• Mon. Jul 22nd, 2024


Dec 4, 2023


By: Augustine Omilo


Since the naira, Nigeria’s currency and the recognized medium of exchange’s value before other currencies of the world became subjected to market forces in the 80s, it has not recovered from value depreciation. The negative trend has continued to cause nightmares to economic planners in the country. This downward slide of the nation’s measure of value started with the international monetary policies introduced to the nation by World Bank and IMF-trained economists like Dr. Onalapo Soleye, Dr. Chu S.P Okongwu and Dr. Kalu Idika Kalu. They all served as finance ministers before Nigeria returned to democratic governance in 1999.


The Naira faced the challenge of determining its value through the Dutch auction system where the Deposit Money Banks, DMB went to the Central Bank of Nigeria daily to bid for foreign currencies. The Commercial banks’ demands for dollar were based on the needs of their customers whose businesses required importation of foreign items.


However, this method of obtaining the foreign currencies from the apex bank gradually became abused when banks began to spring up without established norms in income generations through robust customer base. Many of them solely relied on the buying and selling of FX for survival. They indeed began to post profits that were not commensurate with their level of economic activities.


Buying and hoarding the dollar became the order of the day. They created artificial scarcity helped the banks to buy at official rates but sold to customers with outrageous profit margins. As a result of this, manufacturers needing foreign exchange began to suffer deprivations. Some of them thus, began to fold up. Other unfavourable economic challenges such as epileptic power supply and unstable government policies compounded matters for importers.


As if the damage done to the country’s currency by these policies was not enough, the federal government introduced the Bureau De Change, BDC window dominated by those who hitherto obtained foreign exchange from unclearly defined sources and sold at reasonable black-market rates on the streets of major towns in Nigeria. No sooner the government began registering BDC offices than they started conniving with banks to sell dollars and other currencies to companies and individuals that did not need them in the first place. This was at the detriment of genuine importers.


In the time past when the Naira was protected against other foreign currencies, approval was not granted to those wanting to travel overseas to study courses that were available in Nigerian Universities. But with BDC and some unscrupulous elements in the society, anyone could obtain FX to even study religion in countries that do not believe in God.


Amidst all these, many individuals started importing foreign goods to stock their supermarkets and fashion outfits. Of course, the citizens’ preference for goods made outside the country began to increase. The infant industries became helpless. Many of them shut down their factories and started importing ready-made goods from abroad.

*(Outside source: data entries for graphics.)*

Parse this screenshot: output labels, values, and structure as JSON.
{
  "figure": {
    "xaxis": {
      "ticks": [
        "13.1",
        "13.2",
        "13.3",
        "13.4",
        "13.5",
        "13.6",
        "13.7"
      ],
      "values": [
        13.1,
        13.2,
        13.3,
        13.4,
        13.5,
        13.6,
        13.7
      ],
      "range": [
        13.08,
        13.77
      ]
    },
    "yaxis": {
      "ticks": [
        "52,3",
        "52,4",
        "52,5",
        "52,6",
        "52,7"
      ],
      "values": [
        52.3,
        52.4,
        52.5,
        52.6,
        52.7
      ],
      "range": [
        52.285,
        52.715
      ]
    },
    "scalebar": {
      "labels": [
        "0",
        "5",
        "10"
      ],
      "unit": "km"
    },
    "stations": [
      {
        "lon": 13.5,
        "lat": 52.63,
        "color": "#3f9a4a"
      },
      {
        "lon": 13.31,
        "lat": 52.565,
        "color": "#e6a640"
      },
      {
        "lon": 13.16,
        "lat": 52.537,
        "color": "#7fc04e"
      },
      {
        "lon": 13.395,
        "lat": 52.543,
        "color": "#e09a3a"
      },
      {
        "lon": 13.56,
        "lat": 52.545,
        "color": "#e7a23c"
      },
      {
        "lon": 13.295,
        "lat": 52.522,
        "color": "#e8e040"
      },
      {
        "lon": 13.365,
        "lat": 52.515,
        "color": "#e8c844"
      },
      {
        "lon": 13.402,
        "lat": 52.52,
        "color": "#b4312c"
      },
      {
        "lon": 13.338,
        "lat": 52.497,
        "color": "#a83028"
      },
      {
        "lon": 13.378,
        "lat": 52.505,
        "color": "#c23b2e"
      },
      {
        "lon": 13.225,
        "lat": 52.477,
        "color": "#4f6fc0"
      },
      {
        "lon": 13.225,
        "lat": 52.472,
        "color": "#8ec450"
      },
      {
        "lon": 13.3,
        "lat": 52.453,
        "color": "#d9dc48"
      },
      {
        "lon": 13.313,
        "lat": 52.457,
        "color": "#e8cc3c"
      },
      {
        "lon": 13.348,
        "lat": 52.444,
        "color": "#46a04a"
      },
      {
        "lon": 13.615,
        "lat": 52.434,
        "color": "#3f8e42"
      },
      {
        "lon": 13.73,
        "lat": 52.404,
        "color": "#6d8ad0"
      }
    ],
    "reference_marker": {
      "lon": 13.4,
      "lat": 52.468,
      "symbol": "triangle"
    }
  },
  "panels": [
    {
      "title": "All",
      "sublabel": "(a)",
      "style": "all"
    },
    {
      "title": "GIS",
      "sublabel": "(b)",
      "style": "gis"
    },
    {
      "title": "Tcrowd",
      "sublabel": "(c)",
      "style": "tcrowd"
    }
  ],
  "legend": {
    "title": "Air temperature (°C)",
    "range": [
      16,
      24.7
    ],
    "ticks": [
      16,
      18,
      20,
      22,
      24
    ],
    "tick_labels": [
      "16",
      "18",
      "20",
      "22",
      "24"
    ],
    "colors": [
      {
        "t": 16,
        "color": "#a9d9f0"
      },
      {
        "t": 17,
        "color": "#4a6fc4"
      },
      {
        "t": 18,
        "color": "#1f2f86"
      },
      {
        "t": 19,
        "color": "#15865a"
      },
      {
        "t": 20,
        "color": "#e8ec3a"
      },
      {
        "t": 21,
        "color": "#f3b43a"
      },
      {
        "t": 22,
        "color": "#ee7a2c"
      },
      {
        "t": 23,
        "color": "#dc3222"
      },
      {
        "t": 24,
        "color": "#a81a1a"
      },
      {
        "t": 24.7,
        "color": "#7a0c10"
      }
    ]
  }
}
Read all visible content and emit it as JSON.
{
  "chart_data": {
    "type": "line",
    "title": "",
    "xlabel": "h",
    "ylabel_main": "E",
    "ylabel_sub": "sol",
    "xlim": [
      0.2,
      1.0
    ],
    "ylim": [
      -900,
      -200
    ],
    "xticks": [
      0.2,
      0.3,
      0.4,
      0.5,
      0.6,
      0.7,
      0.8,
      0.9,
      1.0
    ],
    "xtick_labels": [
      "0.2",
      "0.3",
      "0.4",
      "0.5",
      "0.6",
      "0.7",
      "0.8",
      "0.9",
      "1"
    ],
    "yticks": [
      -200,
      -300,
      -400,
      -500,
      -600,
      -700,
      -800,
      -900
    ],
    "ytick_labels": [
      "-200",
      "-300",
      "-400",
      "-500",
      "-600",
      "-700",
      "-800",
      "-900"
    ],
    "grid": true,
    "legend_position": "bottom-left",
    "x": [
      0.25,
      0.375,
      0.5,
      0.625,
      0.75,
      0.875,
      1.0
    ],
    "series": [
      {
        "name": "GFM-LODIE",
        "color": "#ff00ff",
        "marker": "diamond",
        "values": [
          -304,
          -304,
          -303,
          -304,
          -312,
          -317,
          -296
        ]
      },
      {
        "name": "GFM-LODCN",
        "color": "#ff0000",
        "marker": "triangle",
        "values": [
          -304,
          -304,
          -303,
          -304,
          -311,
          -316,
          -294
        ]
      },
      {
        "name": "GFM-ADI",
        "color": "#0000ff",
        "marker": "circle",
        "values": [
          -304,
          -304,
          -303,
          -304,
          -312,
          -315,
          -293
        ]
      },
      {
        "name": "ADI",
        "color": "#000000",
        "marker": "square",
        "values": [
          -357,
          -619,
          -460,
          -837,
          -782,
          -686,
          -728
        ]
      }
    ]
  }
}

Today, a greater number of the nation’s population relies on countries like China, Singapore, USA and India for their material needs.


The elites do not even help matters. They spend foreign currencies in public places while some Nigerians prefer to be paid for goods and services in dollars. This is in spite of the fact that there is no known law yet validating the use of foreign monies for use locally. When the former Governor of the Central Bank of Nigeria introduced the redesigned naira notes with a view to mopping up all Nigerian monies circulating outside the banking system, no mention was made of the amount of dollars and pounds sterling dominating financial transactions in the country and the need to mop up same.


Though, it is true that manufacturing activities do not yield quick returns on investment, they remain the best way of ensuring that businesses remain going concerns, outliving their founders. They also guarantee stable economic growth, guaranteeing wealth transfer from one generation to another through family businesses that willingly sell shares to the public.


It is therefore imperative that in shoring up the value of the naira relative to other foreign currencies, Nigerians must shun their penchant for foreign goods and services. “Container” business men amongst the populace need to also consider patronizing local manufacturers or better still, migrate manufacturing like companies such as P.Z and Liver Brothers that began as trading outfits in Europe but today rank among the best conglomerates in the world.


Teachers and educational planers at all levels Owe the nation a duty to help government ensure that schools in Nigeria chum out graduates that are skillful enough to handle different segments of the economy outside government circle. After all, it is the private sector that drives the economies of the advanced countries.


In as much as one agrees that it is the responsibility of government to put measures in place to ensure a good financial policy in the direction of foreign exchange management, the men and women of this country must brace up to their patriotic responsibilities and collectively work towards protecting the Naira. The CBN can do little or nothing to save the Naira.